Outsource and die?

Hardly a week seems to go by without some former stalwart of the British or US manufacturing industry moving its manufacture somewhere cheaper.

The electronics industry has been doing this longer than many others – the contract manufacturing industry has been around for a good few years now.

Now though we're even seeing established outsourcing bases lose out to upstarts. For example, Hitachi announced last month that it is moving disk drive manufacture from Mexico to China, the Philippines and Thailand.

I've been a sceptic of outsourcing and off-shoring for a good while, but just recently I got an insight into how even smart execs are forced by their investors and accountants to do this kind of thing from Mark Canepa, the CEO of Extreme Networks. As he said, "Nobody makes things any more, we just specify and design."

He added that he'd heard from a colleague about manufacturing costs recently: "Labour is $30 in Germany, $20 in the US, $3 in Mexico, 80 cents in China, and it'll probably be 50 cents in Vietnam when that comes on-line."

What about shipping cost - doesn't that make it cheaper to manufacture nearer your customers? Well, yes - but as he pointed out, "Less than half our business comes from the US, so you've got to ship it anywhere."

On the face of it, that's an entirely reasonable attitude to take, especially in a business environment where greedy shareholders can sue a company's board for not maximising their (short-term) return.

However, a few days later I happened across a reminder that I'm not the only sceptic here, in the form of a short article from researchers at Warwick University's Business School.

The researchers point out that while it took Toyota and Sony 30-35 years to move from a cheap labour advantage to become innovators, it took Samsung and Acer 20-25 years, and Indian firms such as Wipro, TCS and Infosys just 15 years.

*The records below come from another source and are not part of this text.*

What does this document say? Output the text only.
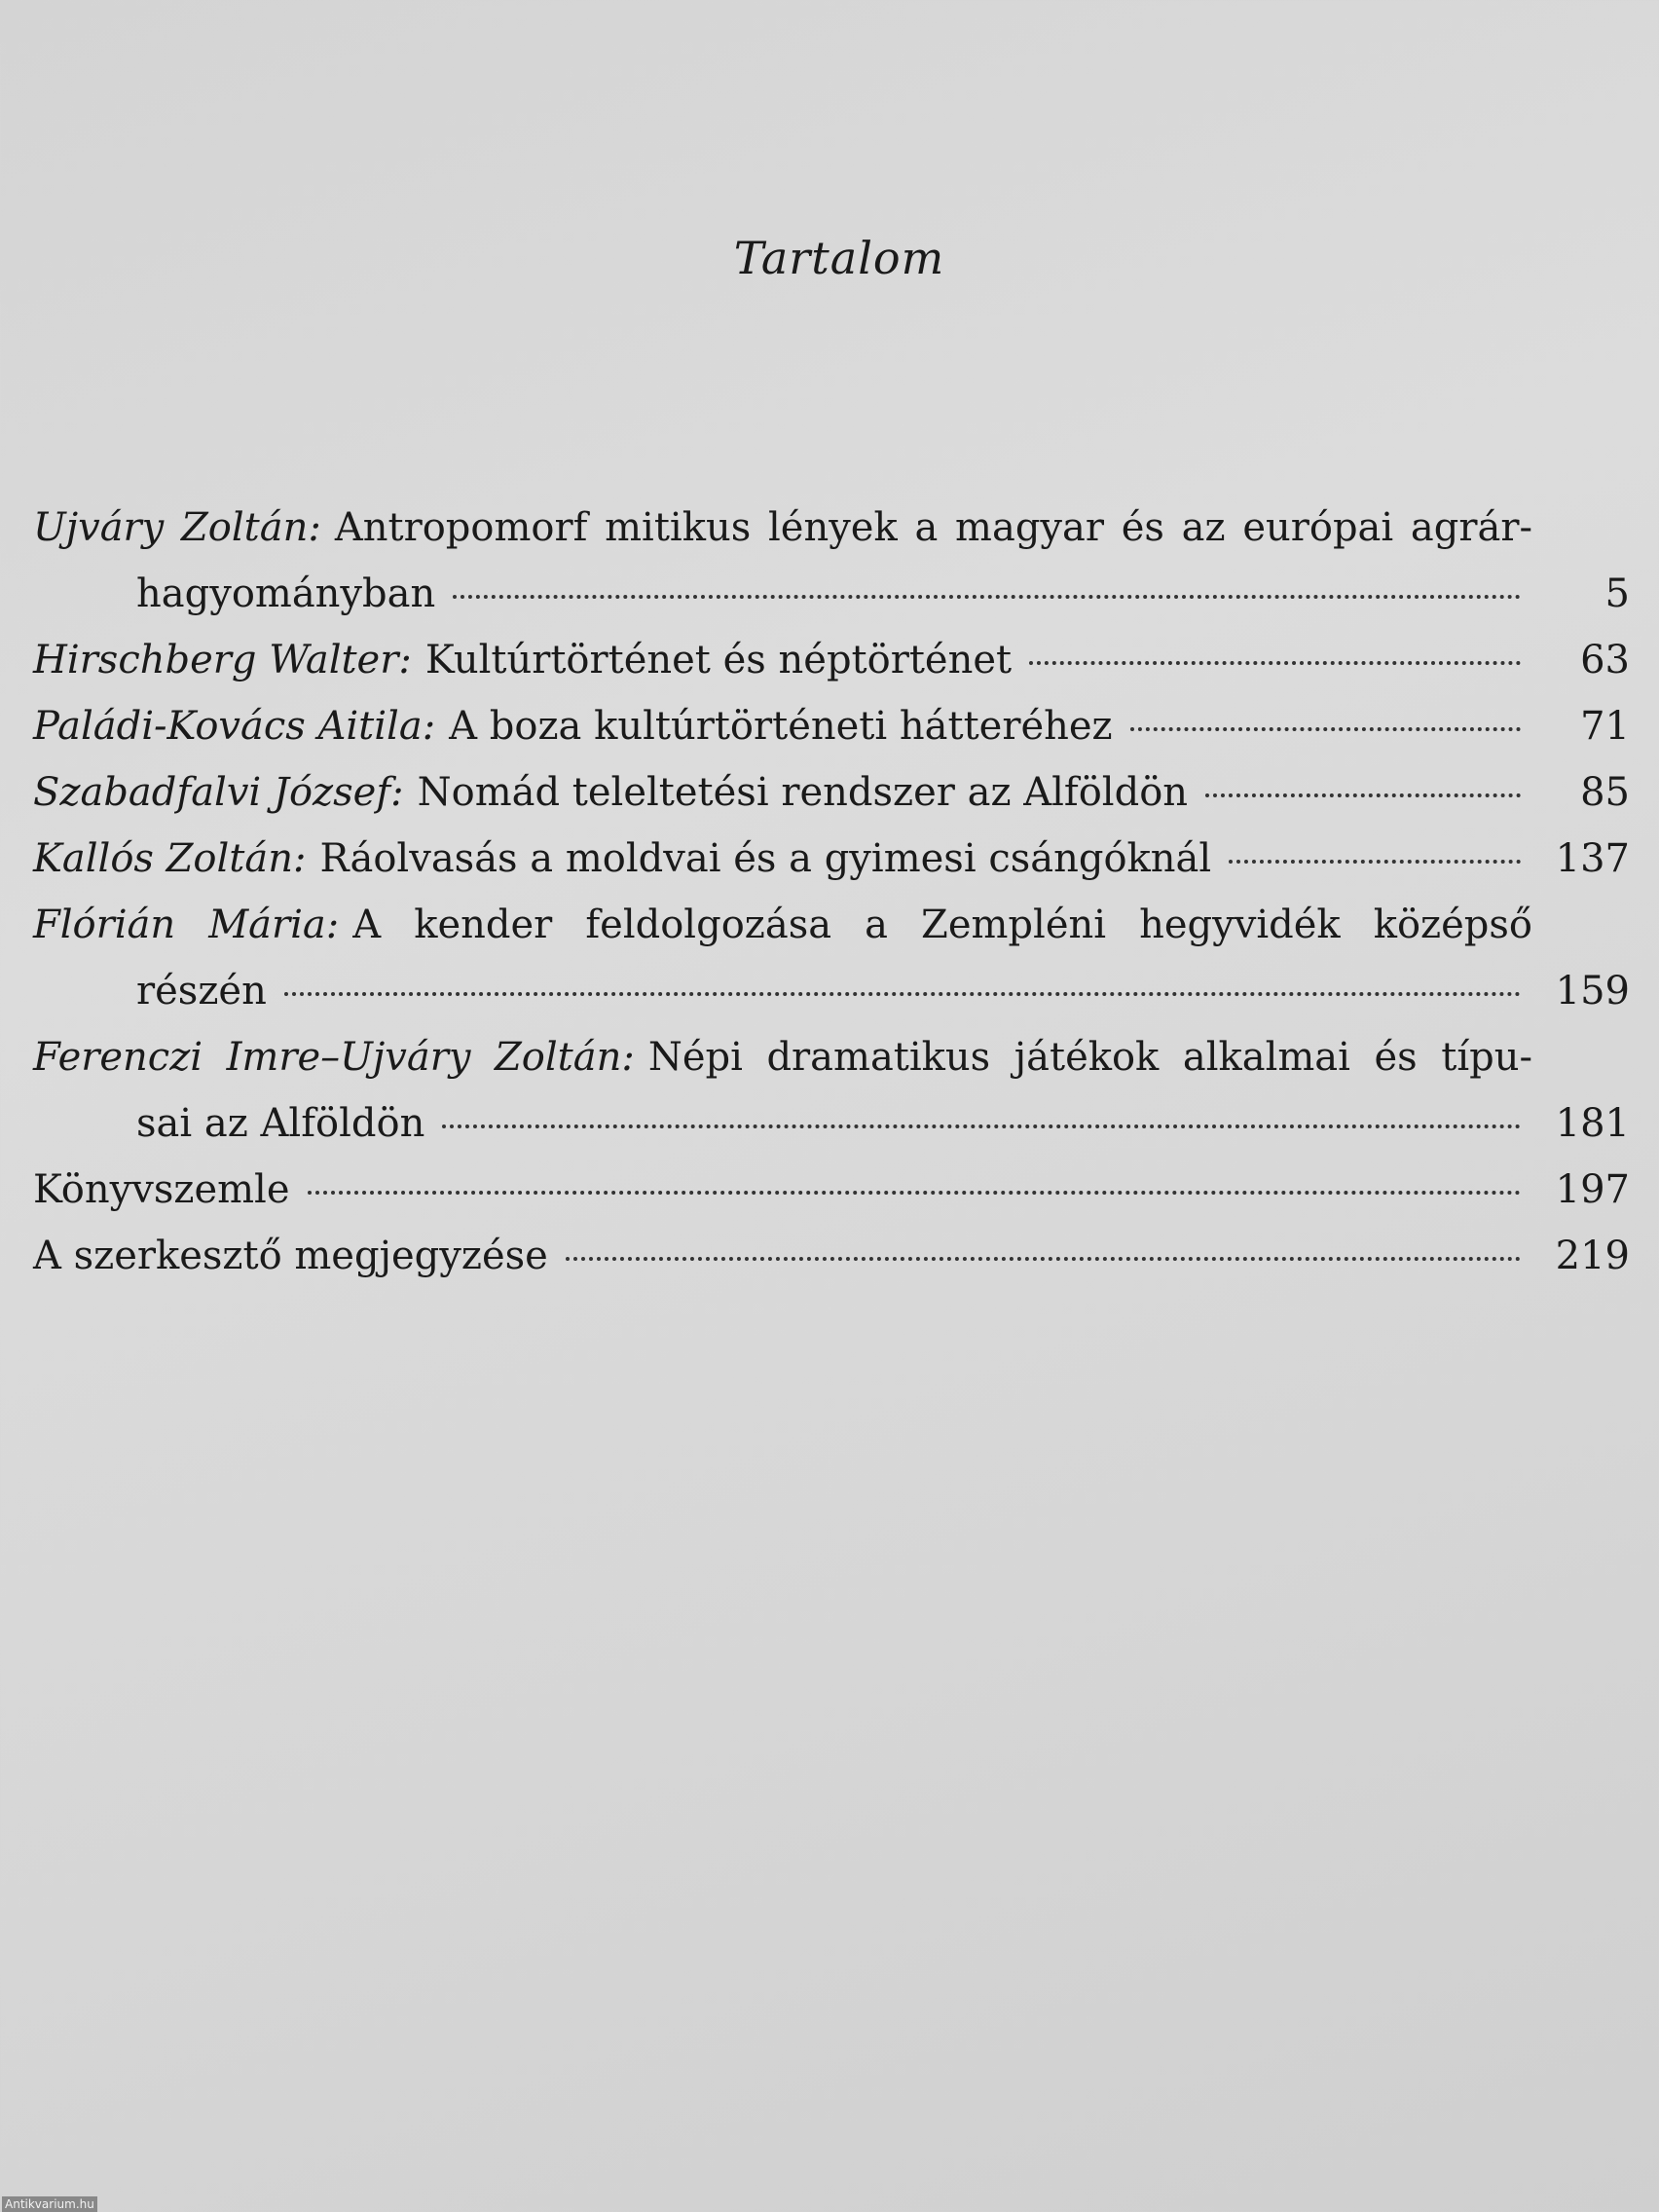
Tartalom
Ujváry Zoltán: Antropomorf mitikus lények a magyar és az európai agrár-
hagyományban	5
Hirschberg Walter: Kultúrtörténet és néptörténet	63
Paládi-Kovács Aitila: A boza kultúrtörténeti hátteréhez	71
Szabadfalvi József: Nomád teleltetési rendszer az Alföldön	85
Kallós Zoltán: Ráolvasás a moldvai és a gyimesi csángóknál	137
Flórián Mária: A kender feldolgozása a Zempléni hegyvidék középső
részén	159
Ferenczi Imre–Ujváry Zoltán: Népi dramatikus játékok alkalmai és típu-
sai az Alföldön	181
Könyvszemle	197
A szerkesztő megjegyzése	219
Antikvarium.hu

They add. "What we are also finding is that many firms are too focused on short-term gains and are failing to fully comprehend the longer term competitive threats from these emerging markets.

"In fact, in the case of China we find that some firms are unintentionally 'breeding' their future competitors. Once valuable brands, key technologies, effective management practices, or customer connections 'leak' out, often via local partnerships and joint ventures, what distinctive competitive advantages remain? Where will western firms move to in response to the Indian and Chinese challenge?"

It's a very good question, and one that much of the IT industry – US-headquartered and largely run by short-termist accountants – looks poorly placed to answer.